COUP DE SANG DE TSHISEKEDI AU 19E CONCLAVE DE LA FRANCOPHONIE : Quand la guerre en RDC assombrit le sommet
Les rideaux sont tombés, le 5 octobre dernier, sur le 19e conclave de la communauté francophone qui a eu lieu en France et en présence de près d’une cinquantaine de chefs d’Etat et de gouvernements.
En marge de cette édition qui vise à “bâtir un espace plus sûr et plus divers et à lutter contre tous ces discours de haine”, il y a eu, comme à l’accoutumée, des rencontres bilatérales pour évoquer les défis posés à la paix et à la stabilité dans l’espace francophone, et des tractations en coulisse pour rétablir la cohésion entre les membres de cette organisation qui est plus que jamais à la croisée des chemins. Ainsi, la Secrétaire générale, Louise Mushikiwabo, a plaidé dès l’ouverture du sommet, pour le retour négocié dans la famille francophone, du Mali, du Burkina Faso et du Niger, tous suspendus depuis qu’ils sont dirigés par des militaires, faute de quoi le désamour de la langue de Molière risque d’aller crescendo dans ce continent africain pourtant considéré comme « le cœur battant de la francophonie ».
L’éternelle guerre dans l’Est de la République démocratique du Congo, qui demeure le pays qui compte le plus de francophones au monde après la France, a été elle aussi évoquée au cours du huis clos des chefs d’Etat, et a quelque peu assombri ce sommet avec le coup de sang du président Félix Tshisekedi qui a décidé de snober toutes les rencontres de la deuxième et dernière journée, visiblement excédé par le fait qu’Emmanuel Macron n’ait pas pipé mot sur la crise congolaise dans son discours.
On espère trouver l’épilogue de cette crise congolaise avant la tenue du prochain sommet de la francophonie
Le président hôte du sommet avait pourtant dit urbi et orbi avant cette 19e édition, qu’il ferait tout pour rapprocher les deux voisins et ennemis jurés que sont le Rwandais Paul Kagamé et le Congolais Félix Tshisekedi, et bon nombre d’observateurs se demandent toujours pourquoi il a éludé le sujet dans son intervention. Est-ce en raison du caractère diplomatiquement explosif de la crise et de sa prudence extrême pour ne pas rajouter du sel sur la plaie ? Ou serait-ce en raison de sa relation avec Kagamé décrite comme un mélange d’admiration mutuelle et de pragmatisme politico-diplomatique ?

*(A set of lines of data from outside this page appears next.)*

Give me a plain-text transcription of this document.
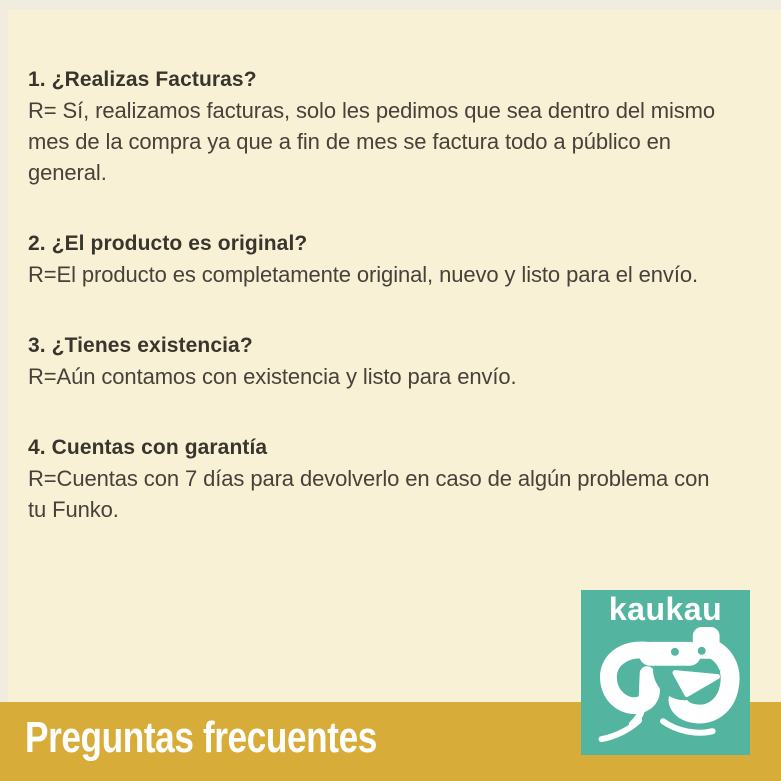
1. ¿Realizas Facturas?
R= Sí, realizamos facturas, solo les pedimos que sea dentro del mismo mes de la compra ya que a fin de mes se factura todo a público en general.
2. ¿El producto es original?
R=El producto es completamente original, nuevo y listo para el envío.
3. ¿Tienes existencia?
R=Aún contamos con existencia y listo para envío.
4. Cuentas con garantía
R=Cuentas con 7 días para devolverlo en caso de algún problema con tu Funko.
Preguntas frecuentes
kaukau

Quoi qu’il en soit, les autorités congolaises n’ont pas apprécié ce silence équivoque de Macron sur « l’invasion » de l’Est de la RDC par le M23 soutenu, selon l’ONU, par le Rwanda, et n’ont pas tardé à sortir la sulfateuse en demandant à Félix Tshisekedi de boycotter le reste du sommet. Et bien qu’Emmanuel Macron ait arrondi les angles après la réaction du président congolais, la délégation venue de Kinshasa a continué à se demander à quoi bon, d’autant que le mal est déjà fait, ou que le dolo est déjà versé comme dirait un Bwaba déçu et désabusé.
En tout état de cause, le rétropédalage d’Emmanuel Macron est considéré par les dirigeants congolais comme la corde qui soutient le pendu qu’on coupe quand c’est fini, et n’a donc pas permis d’asseoir autour de la même table les deux voisins qui s’accusent mutuellement dans la tragédie qui frappe l’Est de la RDC depuis des décennies. En dénonçant la présence rwandaise dans cette région dévastée du Congo tout en pointant du doigt les rebelles hutus anti-Kagamé qui pullulent dans la zone, le président français a non seulement évité un second clash avec son homologue congolais après leur conférence de presse mouvementée de mars 2023, mais aussi d’effaroucher son « ami » rwandais qui justifie son implication dans la crise par le soutien de la RDC à ses ennemis jurés.
L’occasion était pourtant trop belle pour Emmanuel Macron pour jouer les go-between entre les deux chefs d’Etat, afin de donner plus de chance de succès à la médiation angolaise en cours, qui patine depuis des mois en raison de la méfiance réciproque entre les ‘’protagonistes’’. Cette fois-ci c’est raté, mais on espère trouver l’épilogue de cette crise congolaise tombée presque dans l’oubli, avant la tenue du prochain sommet de la francophonie au Cambodge, en 2026.